Here's another early morning shot. I am pretty sure they are talking about Obama, Hillary and the upcoming presidential election. Or maybe Greg is asking Andy about the latest article he read online about some health issue (Andy is an acupuncturist and in to all that herbal natural stuff), or they are probably talking about sex (isn't that what guys talk about?).



I am glad Greg has Andy. It's probably not every woman that gets married, gets breast cancer and has a baby all in one year. So I can't totally beat myself up over the fact that I haven't been the best wife. I think Greg understands it most of the time. But sometimes, he gets pretty freaked out over everything that has happened and when he does, believe me, I am not the person who wants to know or hear about it. When you have something like cancer, you build a wall around yourself where you are alone with your fears, anger and sadness and you let nobody in especially someone who also has fears and anger and sadness because that would be too much to take. So much of my sanity depends on Greg being strong which is all fine for me, but not so great for Greg. So, even if Andy just comes over to see what's cooking (literally--he likes to eat) and to catch a break from his wife and three kids, he has brought a lot of tension release to the Moors-Watson household and has been a great friend to Greg when I sometimes just cannot.

Love,
Rosalie

Tuesday, July 8, 2008

Give Me My Breasts Already

Hi Everyone,
Okay, the good news is that my last expander appointment was last Wednesday. There was one more on the books, but I cancelled it. Enough is enough. My plastic surgeon will just have to figure out what to do with the excess skin. I refuse to go back to the ampleness that was my pre-mastectomy figure. I should get something good out of this whole cancer thing. If I am going to get new breasts, then they better be a size I can live with. The bad news is that there are no surgical appointments available for the final implant surgery until....OCTOBER!
I was thinking this would be done by the end of August. I am so sick of these hard mismatched lumps stuck to my chest passing themselves off as breasts. I have a bad habit of grabbing everyone and anyone's hand who feigns interest in my situation and making them feel me up because you truly have to feel what's going on there to understand the frustration. It's like they are carved of stone.

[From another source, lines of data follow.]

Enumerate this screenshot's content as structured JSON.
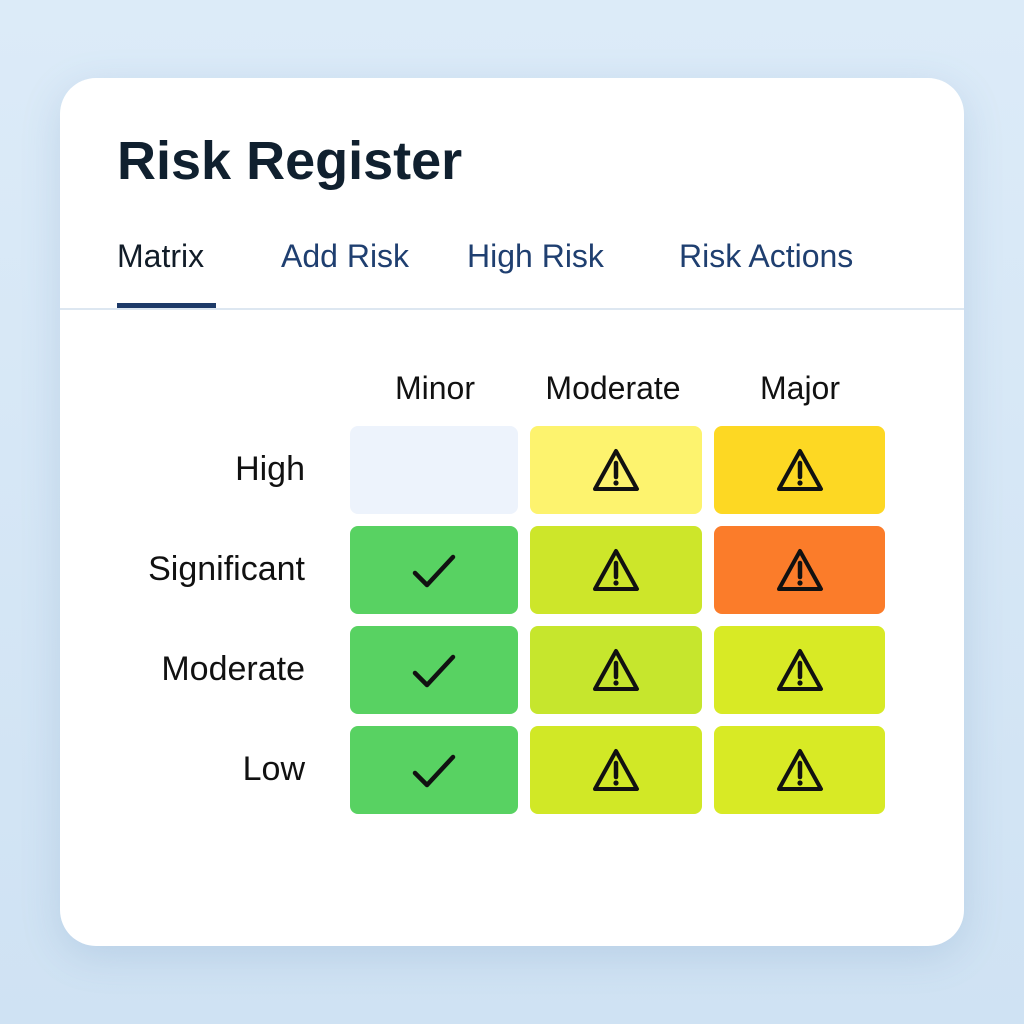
{
  "header": {
    "title": "Risk Register"
  },
  "tabs": [
    {
      "label": "Matrix",
      "active": true
    },
    {
      "label": "Add Risk"
    },
    {
      "label": "High Risk"
    },
    {
      "label": "Risk Actions"
    }
  ],
  "matrix": {
    "columns": [
      "Minor",
      "Moderate",
      "Major"
    ],
    "rows": [
      {
        "label": "High",
        "cells": [
          {
            "icon": "none",
            "color": "#edf3fc"
          },
          {
            "icon": "warning-icon",
            "color": "#fdf36e"
          },
          {
            "icon": "warning-icon",
            "color": "#fdd823"
          }
        ]
      },
      {
        "label": "Significant",
        "cells": [
          {
            "icon": "check-icon",
            "color": "#58d262"
          },
          {
            "icon": "warning-icon",
            "color": "#cde62a"
          },
          {
            "icon": "warning-icon",
            "color": "#fb7c2a"
          }
        ]
      },
      {
        "label": "Moderate",
        "cells": [
          {
            "icon": "check-icon",
            "color": "#58d262"
          },
          {
            "icon": "warning-icon",
            "color": "#c6e62d"
          },
          {
            "icon": "warning-icon",
            "color": "#d8ea25"
          }
        ]
      },
      {
        "label": "Low",
        "cells": [
          {
            "icon": "check-icon",
            "color": "#58d262"
          },
          {
            "icon": "warning-icon",
            "color": "#d1e826"
          },
          {
            "icon": "warning-icon",
            "color": "#d8ea25"
          }
        ]
      }
    ]
  }
}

Here's how Sadie feels about the latest news.



I must have felt the same way about something back in 1974 while eating what looks like and probably is a piece of tofu.




That, or my daughter and I share the gene that makes you freeze up and refuse to smile in front of a camera. Seriously. Check out this award winning shot.



and here's one where not one second before she was cooing and giggling at Frida, then the camera comes out with that nasty little red light and I capture this...



This one though is my all time favorite because she not only is not smiling, but is mocking me with her little tongue as if to say, 'Yeah, you can hold that little gray box with the flashy light in my face all day long and I still won't give up a grin'.



And yes, that's Susannah and Zoey in the background. Zoey is super chill in her stroller--which is not the norm. Usually she is off and running around the park and Susannah is calling after her to come back and I am thinking, lord, what am in for in a year and a half?